Category Archives: Scientists

Christopher Wren

1632-1723

We all know Wren as an architect but at the age of just 25 he was appointed professor of astronomy at Gresham College.

He studied mathematics, mechanics, medicine, meteorology and microscopy. He was a member of parliament who served three terms in the House of Commons and, despite being born a sickly child in the 1600s lived to the age of 90.

It is, however, as an architect that we best know him. in 1669, three years after the Great Fire, King Charles II appointed him Surveyor of Works and charged him with rebuilding the City.

Rebuild it, he did. Aside from other buildings, he rebuilt 52 City of London churches including St Paul’s cathedral.

He was assisted by architect and polymath Robert Hooke and worked alongside architect Nicholas Hawksmoor.

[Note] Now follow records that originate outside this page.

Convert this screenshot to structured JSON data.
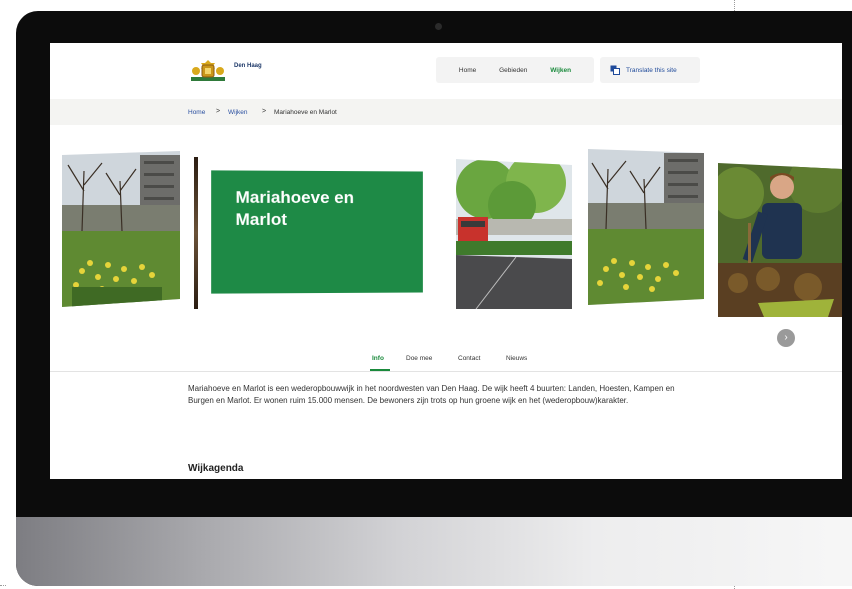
{
  "header": {
    "site_name": "Den Haag",
    "nav": [
      {
        "label": "Home",
        "active": false
      },
      {
        "label": "Gebieden",
        "active": false
      },
      {
        "label": "Wijken",
        "active": true
      }
    ],
    "translate_label": "Translate this site",
    "translate_icon": "translate-icon"
  },
  "breadcrumb": {
    "items": [
      "Home",
      "Wijken",
      "Mariahoeve en Marlot"
    ],
    "separator": ">"
  },
  "hero": {
    "title": "Mariahoeve en Marlot",
    "scroll_glyph": "›"
  },
  "tabs": {
    "items": [
      {
        "label": "Info",
        "active": true
      },
      {
        "label": "Doe mee",
        "active": false
      },
      {
        "label": "Contact",
        "active": false
      },
      {
        "label": "Nieuws",
        "active": false
      }
    ]
  },
  "content": {
    "intro": "Mariahoeve en Marlot is een wederopbouwwijk in het noordwesten van Den Haag. De wijk heeft 4 buurten: Landen, Hoesten, Kampen en Burgen en Marlot. Er wonen ruim 15.000 mensen. De bewoners zijn trots op hun groene wijk en het (wederopbouw)karakter.",
    "agenda_heading": "Wijkagenda"
  },
  "colors": {
    "brand_green": "#1e8a46",
    "link_blue": "#2a4fa0",
    "bezel": "#0c0c0c"
  }
}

He laid the groundwork for the formation of the Royal Society of which he was later president.

Robert Hooke

1635-1703.

Hooke was a scientist engaged in a number of disciplines. He formulated Hooke’s Law relating to elastic properties of materials.

Hooke became curator of experiments for the Royal Society in 1662.

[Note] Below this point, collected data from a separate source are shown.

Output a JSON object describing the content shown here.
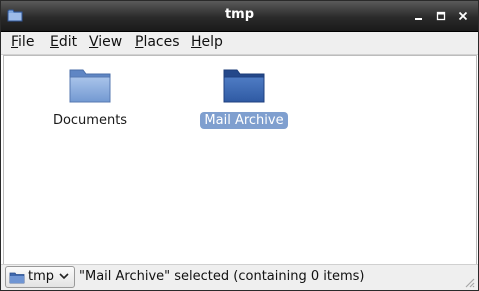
{
  "window": {
    "title": "tmp"
  },
  "title_icons": {
    "app": "folder-icon",
    "minimize": "minimize-icon",
    "maximize": "maximize-icon",
    "close": "close-icon"
  },
  "menu": {
    "items": [
      {
        "label": "File",
        "mnemonic": "F",
        "rest": "ile"
      },
      {
        "label": "Edit",
        "mnemonic": "E",
        "rest": "dit"
      },
      {
        "label": "View",
        "mnemonic": "V",
        "rest": "iew"
      },
      {
        "label": "Places",
        "mnemonic": "P",
        "rest": "laces"
      },
      {
        "label": "Help",
        "mnemonic": "H",
        "rest": "elp"
      }
    ]
  },
  "files": [
    {
      "name": "Documents",
      "selected": false
    },
    {
      "name": "Mail Archive",
      "selected": true
    }
  ],
  "statusbar": {
    "location": "tmp",
    "message": "\"Mail Archive\" selected (containing 0 items)"
  },
  "colors": {
    "selection": "#7f9fcf",
    "folder_light": "#8fb1e0",
    "folder_dark": "#3d67b0"
  }
}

Three years later, in 1665, he was appointed Professor of Geometry at Gresham College.

Hooke was a pioneer in the development of the microscope and also wrote papers on gravity which are respected to this day.

As an architect he was chief assistant to Christopher Wren when rebuilding the City of London after the Great Fire of 1666.

Like Wren, Hooke was an astronomer and determined to prove that the earth rotated around the sun. This led to a failed experiment involving the star Gamma Draconis.